La Sinfonía Nº 8 de Anton Bruckner, tal vez más que cualquier otra del compositor, es un mecanismo concebido para acumular tensiones y postergar el mayor tiempo posible las resoluciones. Se trata de un formidable artefacto sonoro, sostenido por una apretada trama de consumaciones diferidas, que reclama contención y, a la vez, exuberancia. Al revés de lo que indica la transitada mitología devota que rodea al compositor, Bruckner poseía una racionalidad pasmosa y calculaba todo al milímetro.
Para su segundo concierto en Buenos Aires, Daniel Barenboim eligió únicamente esta sinfonía (que se tocó sin intervalo en la versión editada por Robert Haas) y no podría decirse que la decisión se haya debido únicamente a la duración de la obra (alrededor de una hora y veinte minutos): hubo aquí una concentración tal que habría tornado innecesaria, y aun intolerable, la compañía de cualquier otra pieza.

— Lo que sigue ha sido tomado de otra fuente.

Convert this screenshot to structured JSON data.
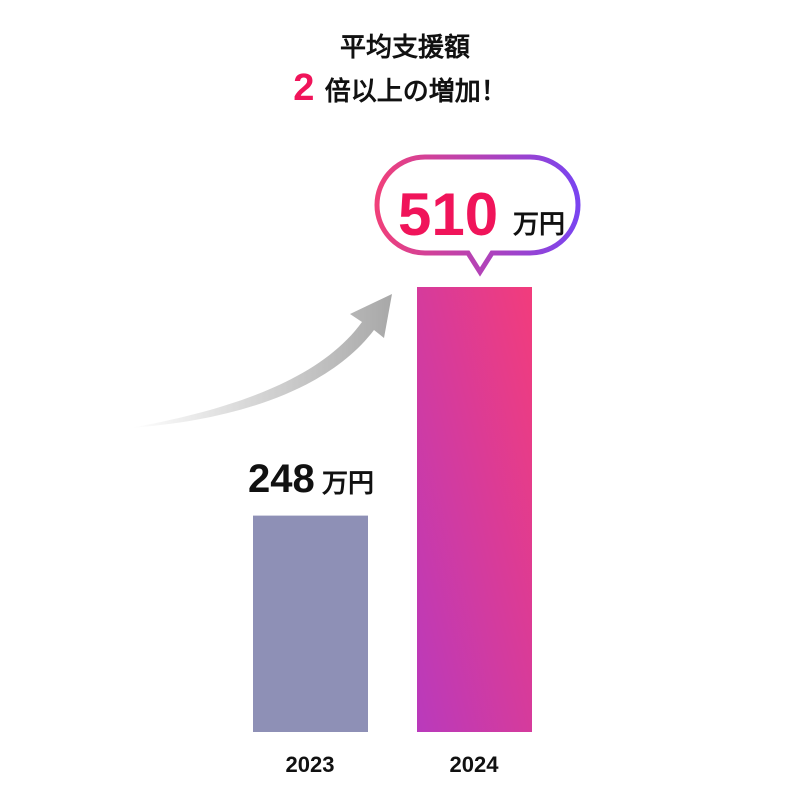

La lectura de Barenboim al frente de la Staatskapelle Berlin fue, no hay otro modo de decirlo, admirable de principio a fin, y desnudó toda la complejidad intelectual que esconde la Sinfonía Nº 8 . El arco se tensó ya desde el Allegro moderato -volcado aquí menos al envaramiento de la majestuosidad que a una sublimidad casi abstracta- en cuyo amplio segundo tema el director acentuó de manera espléndida la elegante decadencia vienesa de la melodía. En el Trío del Scherzo , la delicadeza del diálogo entre las dos arpas y las cuerdas, de inequívoco origen wagneriano, no pudo ser más expresivo. Para el Adagio , que retoma fugazmente la conversación entre arpa y cuerda, Bruckner indicó "solemne y lento, pero sin que se arrastre". Barenboim logró aquí un auténtico prodigio de levitación: aéreo, en una flotación controlada a varios centímetros del suelo, este movimiento mostró sus proféticos enrarecimientos armónicos gracias a una minuciosa dosificación de las dinámicas. Los matices de Barenboim y de la orquesta parecieron virtualmente infinitos, lo que a su vez deparó una nítida separación de los planos. La coda del Finale constituye un auténtico punto de fuga; ese contrapunto es la memoria de la obra, el lugar en el que se condensa el recuerdo de lo escuchado. Fue fundamental en este caso la idea de la flexibilidad del tempo que tanto le gusta a Barenboim. En sus manos, la forma adquiere una materialidad casi plástica que el director moldea a discreción. El equilibrio entre velocidad y dinámica resultó decisivo en el tratamiento escalonado de los crescendi , en los que se eludió cualquier arrebatamiento y se alcanzó una transparencia asombrosa.
Perderse y encontrarse
La Octava es un continuo con resonancias seculares que sólo puede comprenderse cabalmente desde la perspectiva de la totalidad. Como en el cuento de Henry James, Barenboim reveló la figura en el tapiz; magnificó cada detalle sin perder nunca de vista el diseño general. En ese sentido, fue fiel a lo que hace unos días explicó en una conferencia de presa. Habló allí de la tonalidad en Bruckner como un sonido "de casa" del que el compositor se escapaba para perderse en un bosque y encontrar, por fin, el camino de regreso a esa seguridad doméstica. Barenboim exploró cada sendero de ese bosque sin olvidar jamás el camino de vuelta.
Sin desajustes, la Staatskapelle es acaso una de la mejores orquestas del mundo para este repertorio. Rotunda en todas sus filas, brilló especialmente en los metales; por eso, no fue casual que el director dedicara los primeros aplausos a los cuatro cornistas. Seguramente, pasarán muchos años antes de que vuelva a escucharse en Buenos Aires una versión semejante de esta obra. Barenboim ofreció una lectura única: consiguió que se escuchara el pasado entero de la música alemana y todo lo que ese pasado tenía por delante.